PDK-S: DSG ve Suriye anlaşması Kürtlerin çıkarına değil

ENKS bünyesindeki Suriye Kürdistan Demokrat Partisi (PDK-S) Politbüro üyesi Nafi Abdulla Rûdaw’a yaptığı açıklamada DSG ile Suriye hükümeti arasındaki anlaşmaya şerh koyduklarını ve anlaşmanın Kürt halkının çıkarına olmadığını söyledi.

PDK-S yöneticisi Abdulla, “Bu anlaşma Suriye halklarının özgürlük mücadelesinin çıkarına terstir. Ayrıca Suriye rejimi şuana kadar milletimizin haklarını tanımadığı gibi haklarından vaz geçmesini istemektedir” ifadelerini kullandı.

Nafi Abdulla sözlerini şöyle sürdürdü: “Bölgenin dünyanın süper güçleri tarafından korunabilceğine inanıyoruz. Bundan ötürü bu güçlerle ilişkilenilmeliydi. Bu bölgeler Suriye rejimi ve Türklerin eliyle korunamaz” dedi.

Bazı siyasi yorumculara göre  Efrin, Serêkanîyê, ve Gri Spî’deki senaryoların tekrarlanmaması için  DSG’nin Suriye hükümeti ile anlaşmak dışında başka bir çaresi bulunmuyor.  Özellikle ABD’nin son tavrının Türkiye’nin operasyonlarına karşı durmayacağının anlaşılmasından sonra DSG’nin rejim ile anlaşmaktan başka bir çaresi bulunmuyor.

Ömer: DSG'nin fazla seçeneği yok

Siyasi yorumcu Hüseyin Ömer “İşin doğrusu DSG’nin önünde fazla bir seçenek bulunmuyor. ABD açıkça, bir saldırı olursa ben müdahale etmem diyor.  Rusya’nın arabuluculuğu ile saldırı tehdidi altındaki  bölgelere Suriye ordusu yerleştiriliyor, bu şekilde Türkiye’nin saldırılarının engellenmesi hedefleniyor” şeklinde değerlendirdi.

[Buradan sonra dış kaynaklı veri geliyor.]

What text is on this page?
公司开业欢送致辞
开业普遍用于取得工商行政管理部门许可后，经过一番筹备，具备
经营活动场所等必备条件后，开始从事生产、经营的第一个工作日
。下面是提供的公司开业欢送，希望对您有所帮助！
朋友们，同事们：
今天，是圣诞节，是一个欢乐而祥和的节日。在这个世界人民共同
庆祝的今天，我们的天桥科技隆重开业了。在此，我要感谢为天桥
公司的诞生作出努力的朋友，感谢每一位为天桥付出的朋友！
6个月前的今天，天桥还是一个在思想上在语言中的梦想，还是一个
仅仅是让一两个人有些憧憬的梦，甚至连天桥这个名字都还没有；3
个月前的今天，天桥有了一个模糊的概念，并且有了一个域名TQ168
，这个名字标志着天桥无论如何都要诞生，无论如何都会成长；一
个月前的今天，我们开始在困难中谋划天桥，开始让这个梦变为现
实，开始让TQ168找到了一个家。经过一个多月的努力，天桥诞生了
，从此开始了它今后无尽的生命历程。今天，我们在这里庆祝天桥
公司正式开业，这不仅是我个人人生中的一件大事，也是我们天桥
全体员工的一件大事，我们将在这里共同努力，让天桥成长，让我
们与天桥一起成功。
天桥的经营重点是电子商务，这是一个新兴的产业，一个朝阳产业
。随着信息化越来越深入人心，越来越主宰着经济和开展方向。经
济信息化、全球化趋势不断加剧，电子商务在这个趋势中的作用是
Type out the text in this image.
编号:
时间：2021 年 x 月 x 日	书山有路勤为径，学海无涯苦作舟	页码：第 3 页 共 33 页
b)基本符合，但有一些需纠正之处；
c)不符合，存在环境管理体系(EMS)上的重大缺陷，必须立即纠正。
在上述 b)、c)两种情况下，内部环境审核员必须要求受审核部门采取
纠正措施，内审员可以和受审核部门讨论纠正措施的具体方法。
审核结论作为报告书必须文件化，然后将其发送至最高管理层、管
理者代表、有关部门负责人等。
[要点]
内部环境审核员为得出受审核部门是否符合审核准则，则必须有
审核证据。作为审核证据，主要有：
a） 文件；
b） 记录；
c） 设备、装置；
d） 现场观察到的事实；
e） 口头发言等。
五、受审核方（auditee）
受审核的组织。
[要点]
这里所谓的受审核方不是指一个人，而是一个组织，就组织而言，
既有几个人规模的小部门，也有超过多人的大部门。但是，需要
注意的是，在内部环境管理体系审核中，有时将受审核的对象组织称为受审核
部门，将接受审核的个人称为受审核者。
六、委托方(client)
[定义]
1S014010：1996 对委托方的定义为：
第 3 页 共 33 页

Türkiye’nin Suriye’nin kuzeyi ve Rojava’nın bazı bölgelerine yönelik operasyonun olup olmayacağı İran, Türkiye ve Rusya liderlerinin bugün Tahran’daki üçlü zirve sonrası netlik kazanacağı tahmin ediliyor.  Zirvenin temel gündemi Suriye ve Ukrayna’nın tahıl koridorunun temel gündem olacağı bildiriliyor.